L’élève est donc conseillé au long de son parcours scolaire et fait ses choix en fonction de ses propres intérêts. Vives insiste sur le danger qui consiste, pour les parents, à vouloir imposer des études à leurs enfants.
De plus, il attire l’attention sur l’influence qu’a l’opinion du professeur sur les performances de l’élève. Il s’agit donc d’une mise en garde de l’étiquetage : l’élève s’adapte à l’image que le professeur a de lui. Le maître doit donc garder les espoirs les plus élevés.
Il est important que l’élève se sente apprécié et estimé. Dans ce domaine, Vives rejoint la psychologie humaniste contemporaine. Il préconise une affection paternelle du professeur envers l’élève. Le maître doit gagner l’affection de l’élève et l’encourager sans cesse tout en le corrigeant. Les châtiments sont donc hors de question.
Pour Vives, l’expérience est à la base de tout apprentissage. L’apprenant est donc actif et suit la démarche suivante :
Il faut d’abord réaliser grand nombre d’expériences avant que d’en déduire des modèles et des règles.
On constate donc une forte analogie avec les pédagogies actives actuelles : l’apprenant vit des expériences dans son entourage qu’il exploite afin de le comprendre.
Vives veut former les élèves à l'éloquence, car celui qui sait le mieux parler triomphe parmi les hommes, d’où la nécessité de l’éducation à la rhétorique. Pour Vives, la rhétorique ne sert pas uniquement à plaider devant des tribunaux ou à faire des discours politiques : elle est essentielle à la bonne administration.
Un thème essentiel et très actuel de Vives est l’apprentissage de la langue. Idéalement, tout le monde devrait parler une même langue universelle qui serait le latin vue son importance dans les arts et les sciences. Pour y concourir, Vives demande que l’on crée dans la plupart des villes des écoles d’enseignement des langues, non seulement des trois plus courantes, le latin, le grec et l'hébreu, mais aussi l’arabe, et même différents dialectes.
Vives énonce des règles précises concernant les méthodes d’apprentissage et d’enseignement de la langue et indique les auteurs et les passages recommandés : Cicéron, Sénèque, Plutarque, Platon, saint Jérôme et saint Augustin. Chez les modernes, il n’oublie ni l' Enchiridion d’Érasme, ni l' Utopia de Thomas More.
Dans sa Méthode d'éducation des enfants (1523), il définit la progression des apprentissages au cycle d’enseignement précédant les études universitaires :
Dans De institutione feminae christianae (L’Instruction de la femme chrétienne, 1523), Vives traite l’éducation de la femme.
Alors que le débat fait rage sur la question de l’accès des femmes au monde de l'écrit, il se place très clairement en faveur de l'enseignement des lettres à celles qui montreraient une bonne disposition pour l'étude.

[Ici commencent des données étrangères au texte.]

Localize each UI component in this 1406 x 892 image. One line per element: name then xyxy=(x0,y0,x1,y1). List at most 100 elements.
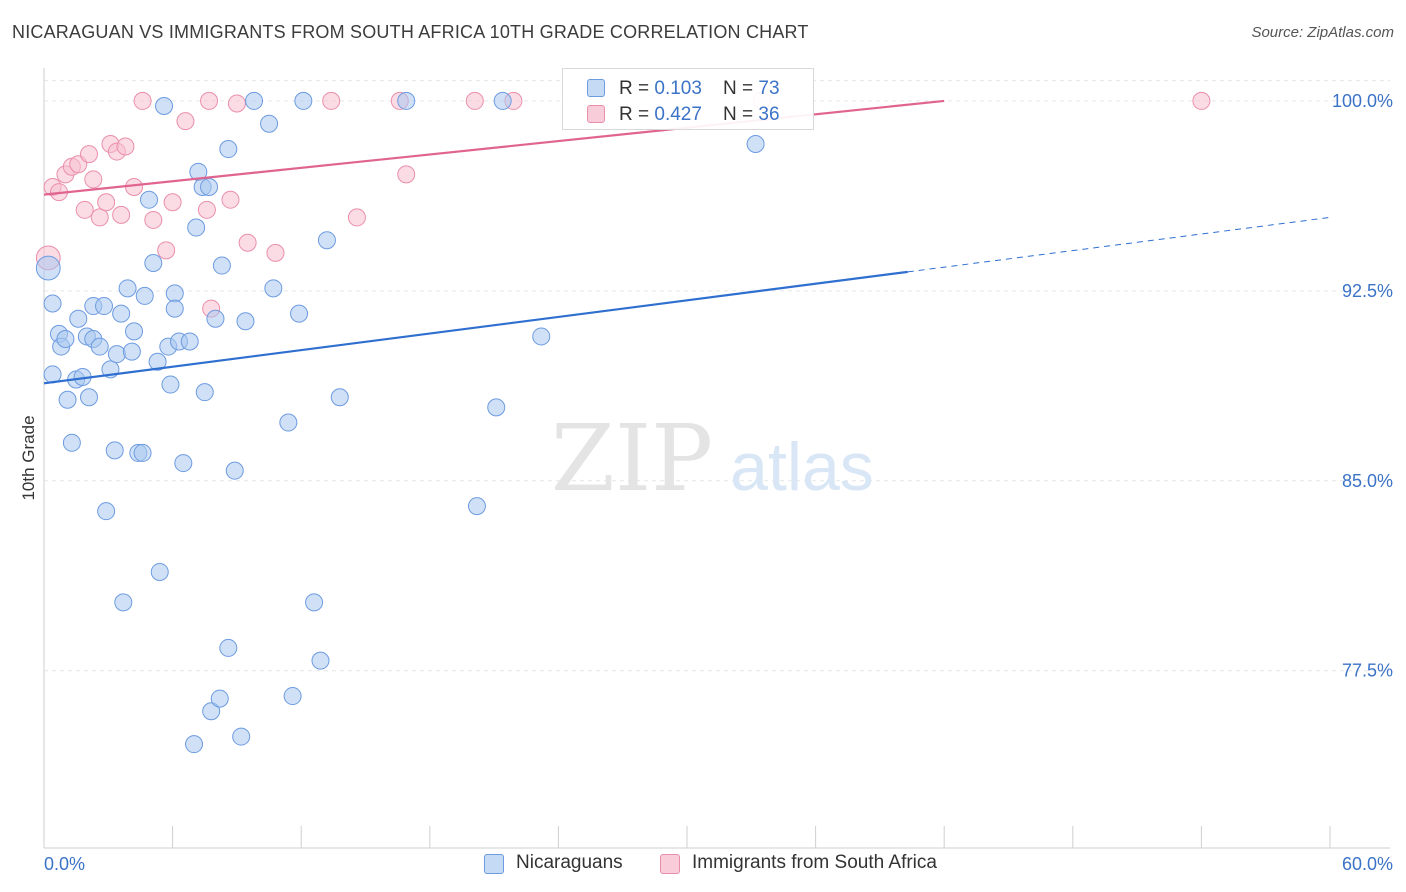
nicaraguan-point xyxy=(294,91,313,110)
nicaraguan-point xyxy=(206,309,225,328)
nicaraguan-trend-line xyxy=(43,270,908,385)
nicaraguan-point xyxy=(97,502,116,521)
nicaraguan-point xyxy=(105,441,124,460)
nicaraguan-point xyxy=(487,398,506,417)
trend-lines xyxy=(43,99,1331,385)
nicaraguan-point xyxy=(165,284,184,303)
south-africa-point xyxy=(112,205,131,224)
nicaraguan-point xyxy=(210,689,229,708)
nicaraguan-point xyxy=(58,390,77,409)
nicaraguan-point xyxy=(532,327,551,346)
y-tick-label: 85.0% xyxy=(1342,471,1393,491)
watermark: ZIP atlas xyxy=(551,405,874,512)
y-tick-label: 92.5% xyxy=(1342,281,1393,301)
nicaraguan-point xyxy=(135,286,154,305)
nicaraguan-point xyxy=(493,91,512,110)
legend-r-value: 0.103 xyxy=(654,78,702,99)
nicaraguan-point xyxy=(187,218,206,237)
nicaraguan-point xyxy=(122,342,141,361)
nicaraguan-point xyxy=(264,279,283,298)
nicaraguan-point xyxy=(133,443,152,462)
stats-legend: R = 0.103 N = 73 R = 0.427 N = 36 xyxy=(562,68,814,130)
nicaraguan-point xyxy=(180,332,199,351)
nicaraguan-point xyxy=(202,702,221,721)
nicaraguan-point xyxy=(232,727,251,746)
south-africa-point xyxy=(144,210,163,229)
legend-r-label: R = xyxy=(619,78,655,99)
nicaraguan-point xyxy=(330,388,349,407)
nicaraguan-point xyxy=(125,322,144,341)
nicaraguan-point xyxy=(69,309,88,328)
nicaraguan-trend-extension xyxy=(907,216,1331,273)
nicaraguan-point xyxy=(95,297,114,316)
chart-title: NICARAGUAN VS IMMIGRANTS FROM SOUTH AFRI… xyxy=(12,22,809,42)
nicaraguan-point xyxy=(161,375,180,394)
south-africa-point xyxy=(125,178,144,197)
south-africa-point xyxy=(322,91,341,110)
watermark-atlas: atlas xyxy=(730,429,874,505)
south-africa-point xyxy=(176,112,195,131)
nicaraguan-point xyxy=(236,312,255,331)
south-africa-point xyxy=(133,91,152,110)
nicaraguan-point xyxy=(219,140,238,159)
nicaraguan-point xyxy=(114,593,133,612)
nicaraguan-point xyxy=(185,735,204,754)
nicaraguan-point xyxy=(150,562,169,581)
south-africa-point xyxy=(197,200,216,219)
south-africa-point xyxy=(116,137,135,156)
nicaraguan-point xyxy=(283,687,302,706)
legend-swatch-blue xyxy=(484,854,504,874)
nicaraguan-point xyxy=(245,91,264,110)
y-tick-label: 100.0% xyxy=(1332,91,1393,111)
nicaraguan-point xyxy=(195,383,214,402)
nicaraguan-point xyxy=(219,638,238,657)
nicaraguan-point xyxy=(467,497,486,516)
nicaraguan-points xyxy=(35,91,765,754)
south-africa-point xyxy=(465,91,484,110)
x-tick-label: 0.0% xyxy=(44,854,85,874)
nicaraguan-point xyxy=(140,190,159,209)
nicaraguan-point xyxy=(165,299,184,318)
nicaraguan-point xyxy=(155,96,174,115)
gridlines xyxy=(44,80,1390,672)
legend-swatch-pink xyxy=(587,105,605,123)
nicaraguan-point xyxy=(290,304,309,323)
south-africa-point xyxy=(157,241,176,260)
legend-r-label: R = xyxy=(619,104,655,125)
south-africa-point xyxy=(80,145,99,164)
south-africa-point xyxy=(266,243,285,262)
source-credit: Source: ZipAtlas.com xyxy=(1251,24,1394,41)
south-africa-point xyxy=(90,208,109,227)
nicaraguan-point xyxy=(260,114,279,133)
south-africa-point xyxy=(238,233,257,252)
legend-label-nicaraguans: Nicaraguans xyxy=(516,852,623,873)
nicaraguan-point xyxy=(746,134,765,153)
south-africa-point xyxy=(397,165,416,184)
south-africa-point xyxy=(97,193,116,212)
nicaraguan-point xyxy=(148,352,167,371)
nicaraguan-point xyxy=(200,178,219,197)
nicaraguan-point xyxy=(80,388,99,407)
legend-n-value: 73 xyxy=(758,78,780,99)
south-africa-point xyxy=(200,91,219,110)
nicaraguan-point xyxy=(397,91,416,110)
nicaraguan-point xyxy=(62,433,81,452)
nicaraguan-point xyxy=(112,304,131,323)
nicaraguan-point xyxy=(118,279,137,298)
x-tick-label: 60.0% xyxy=(1342,854,1393,874)
y-tick-label: 77.5% xyxy=(1342,661,1393,681)
nicaraguan-point xyxy=(212,256,231,275)
watermark-zip: ZIP xyxy=(551,405,713,512)
nicaraguan-point xyxy=(90,337,109,356)
nicaraguan-point xyxy=(225,461,244,480)
legend-r-value: 0.427 xyxy=(654,104,702,125)
south-africa-point xyxy=(84,170,103,189)
south-africa-point xyxy=(163,193,182,212)
nicaraguan-point xyxy=(144,254,163,272)
south-africa-point xyxy=(75,200,94,219)
legend-swatch-blue xyxy=(587,79,605,97)
axis-labels: 77.5% 85.0% 92.5% 100.0% 0.0% 60.0% 10th Grade xyxy=(19,91,1393,874)
nicaraguan-point xyxy=(174,454,193,473)
nicaraguan-point xyxy=(35,255,61,281)
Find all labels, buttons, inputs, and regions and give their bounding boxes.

Il le limite toutefois à l’assimilation de la lecture qui doit se faire exclusivement à partir d'ouvrages de morale afin de ne pas corrompre la vertu de l’élève. Il émet par ailleurs des réserves quant à l’enseignement de l’écriture et précise que les jeunes hommes devront recevoir une formation plus ample et plus ouverte sur le monde.
L’ouvrage s’étend ensuite sur le comportement adéquat pour les jeunes filles qui doivent préférer avant toute chose la vertu. Elles doivent être initiées depuis leur plus jeune âge à la correcte tenue d'une maison ainsi qu’à l’oraison qui doit être constante et sincère. En ce qui concerne la tenue vestimentaire, la femme doit savoir se modérer et faire preuve de décence. Il la contraint d’ailleurs à sortir le moins possible de chez elle pour éviter les tentations et les mauvaises langues qui pourraient ruiner sa réputation et celle de sa famille.
Pour cet humaniste et érasmiste, la formation des jeunes filles engage avant tout le futur niveau moral de la société dans laquelle il vit.
Vives souligne l’importance de l’environnement du lieu d’apprentissage qu’est l’école.
Différents facteurs comme le risque d’épidémies, la présence d’aliments sains, l’isolation de tout voisinage bruyant et des voies publiques, etc. déterminent l’emplacement des écoles.